À treize ans, Angélique semblait avoir esquivé l’âge ingrat. Progressivement, toutefois, les réactions à sa beauté s’étaient transformées. À la place de la tranche de saucisson chez la bouchère, elle avait droit à un regard désapprobateur sur son décolleté, non seulement le fils du fromager ne lui proposait plus de goûter le saint-nectaire, mais il devenait aussi rouge qu’un Babybel et perdait l’usage de la parole dès qu’elle apparaissait dans la boutique. Quant au maraîcher, au lieu de lui offrir des abricots, il s’était mis à lui proposer des bananes, puis il gardait les yeux fixés sur sa bouche, comme hypnotisé par le mouvement de ses lèvres. Résultat, Angélique a arrêté d’accompagner sa mère faire les courses, alors même que c’était le seul moment qu’elles passaient ensemble.
Depuis qu’elle avait fait trois heures de queue pour voir Titanic au cinéma, Leonardo DiCaprio et Kate Winslet avaient remplacé les Spice Girls sur le poster au-dessus de son lit. Angélique, pourtant, n’était pas passionnée par les histoires de garçons. Comme n’importe quelle fille de son âge, elle discutait des histoires d’amour de Premiers Baisers ou d’Hélène et les garçons dont Sarah raffolait, mais au fond, elle préférait regarder Friends, la nouvelle série qui passait sur France 2 et qui lui donnait des envies d’aller vivre à New York.

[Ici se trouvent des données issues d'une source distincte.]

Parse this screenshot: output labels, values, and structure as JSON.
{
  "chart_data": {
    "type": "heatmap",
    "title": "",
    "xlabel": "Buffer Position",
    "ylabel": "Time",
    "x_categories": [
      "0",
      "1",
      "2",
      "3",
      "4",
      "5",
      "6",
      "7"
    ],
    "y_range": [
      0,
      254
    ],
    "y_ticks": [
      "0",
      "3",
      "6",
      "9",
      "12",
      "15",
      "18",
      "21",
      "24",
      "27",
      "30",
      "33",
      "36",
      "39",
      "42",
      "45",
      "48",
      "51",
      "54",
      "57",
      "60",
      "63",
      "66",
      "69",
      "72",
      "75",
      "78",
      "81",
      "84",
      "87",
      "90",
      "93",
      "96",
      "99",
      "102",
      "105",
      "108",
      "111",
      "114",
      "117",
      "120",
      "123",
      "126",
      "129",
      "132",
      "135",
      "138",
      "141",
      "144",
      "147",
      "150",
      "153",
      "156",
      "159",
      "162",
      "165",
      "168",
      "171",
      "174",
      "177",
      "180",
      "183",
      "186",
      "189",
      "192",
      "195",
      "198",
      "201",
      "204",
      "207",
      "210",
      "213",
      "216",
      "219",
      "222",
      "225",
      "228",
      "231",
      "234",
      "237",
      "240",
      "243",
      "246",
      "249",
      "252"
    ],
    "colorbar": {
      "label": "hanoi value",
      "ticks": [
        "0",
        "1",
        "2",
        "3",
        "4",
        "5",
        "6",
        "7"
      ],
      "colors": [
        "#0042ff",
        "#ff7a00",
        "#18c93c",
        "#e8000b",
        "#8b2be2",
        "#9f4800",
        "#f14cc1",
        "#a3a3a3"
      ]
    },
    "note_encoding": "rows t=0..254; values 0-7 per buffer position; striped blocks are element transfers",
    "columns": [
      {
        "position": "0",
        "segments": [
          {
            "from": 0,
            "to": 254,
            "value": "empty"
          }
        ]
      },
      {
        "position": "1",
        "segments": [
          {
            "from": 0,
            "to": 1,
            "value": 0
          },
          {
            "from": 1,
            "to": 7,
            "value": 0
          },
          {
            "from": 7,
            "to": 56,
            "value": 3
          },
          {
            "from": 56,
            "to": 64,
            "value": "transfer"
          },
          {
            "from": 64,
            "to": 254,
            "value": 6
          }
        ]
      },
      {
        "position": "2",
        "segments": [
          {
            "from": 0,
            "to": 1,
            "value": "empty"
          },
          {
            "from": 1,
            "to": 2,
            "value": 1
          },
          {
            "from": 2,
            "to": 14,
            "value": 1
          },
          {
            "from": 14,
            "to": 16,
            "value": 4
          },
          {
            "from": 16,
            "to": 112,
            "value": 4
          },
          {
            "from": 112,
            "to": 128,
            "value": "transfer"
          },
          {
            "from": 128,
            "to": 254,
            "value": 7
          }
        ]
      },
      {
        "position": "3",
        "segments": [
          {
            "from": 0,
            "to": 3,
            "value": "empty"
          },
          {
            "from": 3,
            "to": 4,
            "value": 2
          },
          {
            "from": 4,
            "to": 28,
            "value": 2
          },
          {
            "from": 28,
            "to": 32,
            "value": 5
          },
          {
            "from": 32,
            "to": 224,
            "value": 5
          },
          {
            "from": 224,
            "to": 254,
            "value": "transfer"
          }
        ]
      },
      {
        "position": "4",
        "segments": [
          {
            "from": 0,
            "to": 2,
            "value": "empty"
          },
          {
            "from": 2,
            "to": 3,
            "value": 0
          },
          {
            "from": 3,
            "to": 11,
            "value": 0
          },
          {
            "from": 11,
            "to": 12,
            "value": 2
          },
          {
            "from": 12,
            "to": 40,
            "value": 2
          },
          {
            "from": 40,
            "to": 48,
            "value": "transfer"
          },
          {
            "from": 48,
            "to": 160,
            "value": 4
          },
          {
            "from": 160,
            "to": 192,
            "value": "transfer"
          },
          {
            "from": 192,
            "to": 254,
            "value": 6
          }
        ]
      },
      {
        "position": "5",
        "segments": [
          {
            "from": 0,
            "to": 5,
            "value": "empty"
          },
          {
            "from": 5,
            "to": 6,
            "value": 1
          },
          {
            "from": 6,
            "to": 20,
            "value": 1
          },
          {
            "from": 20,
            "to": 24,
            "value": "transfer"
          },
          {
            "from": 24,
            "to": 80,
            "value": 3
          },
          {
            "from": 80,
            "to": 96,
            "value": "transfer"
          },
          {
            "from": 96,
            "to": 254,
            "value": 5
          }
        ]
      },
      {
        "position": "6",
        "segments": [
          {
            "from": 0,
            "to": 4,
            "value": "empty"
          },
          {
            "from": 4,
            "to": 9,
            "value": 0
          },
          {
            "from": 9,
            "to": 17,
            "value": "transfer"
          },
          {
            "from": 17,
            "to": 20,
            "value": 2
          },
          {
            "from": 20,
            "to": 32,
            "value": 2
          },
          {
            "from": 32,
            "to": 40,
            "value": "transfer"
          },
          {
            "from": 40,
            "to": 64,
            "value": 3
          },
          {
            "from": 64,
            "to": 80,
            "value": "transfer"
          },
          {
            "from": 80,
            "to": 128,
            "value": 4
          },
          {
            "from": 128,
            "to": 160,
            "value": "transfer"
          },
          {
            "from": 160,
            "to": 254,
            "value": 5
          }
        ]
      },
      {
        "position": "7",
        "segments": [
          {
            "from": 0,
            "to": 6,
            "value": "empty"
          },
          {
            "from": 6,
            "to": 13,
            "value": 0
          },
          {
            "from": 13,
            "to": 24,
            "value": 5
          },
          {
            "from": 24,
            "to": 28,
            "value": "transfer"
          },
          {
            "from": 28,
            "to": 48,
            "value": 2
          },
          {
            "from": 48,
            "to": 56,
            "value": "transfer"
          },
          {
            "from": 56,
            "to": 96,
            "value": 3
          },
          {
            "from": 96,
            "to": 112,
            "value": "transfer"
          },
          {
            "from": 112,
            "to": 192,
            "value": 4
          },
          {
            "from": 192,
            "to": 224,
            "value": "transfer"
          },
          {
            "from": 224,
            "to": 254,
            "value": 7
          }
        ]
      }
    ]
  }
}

Elle s’imaginait, plus tard, travailler dans la mode ou devenir paléontologue, à l’instar de Rachel ou Ross. Angélique voulait suivre la voie de sa grande sœur. Elle rêvait de partir ailleurs, de vivre en colocation, peut-être de s’envoler un jour pour Londres ou la Californie, le plus loin possible de Bouville et du restaurant de son enfance. Rien, pour elle, n’aurait pu être pire que de rester coincée ici comme sa mère, à servir des touristes quatre mois par an et à galérer à payer les factures les huit mois restants. Elle rêvait d’être libre, de vivre sa vie à sa guise, sans contraintes. Les garçons, on verrait plus tard, d’abord il fallait être indépendante. C’est ce que lui avait enseigné Fanny qui réussissait tout.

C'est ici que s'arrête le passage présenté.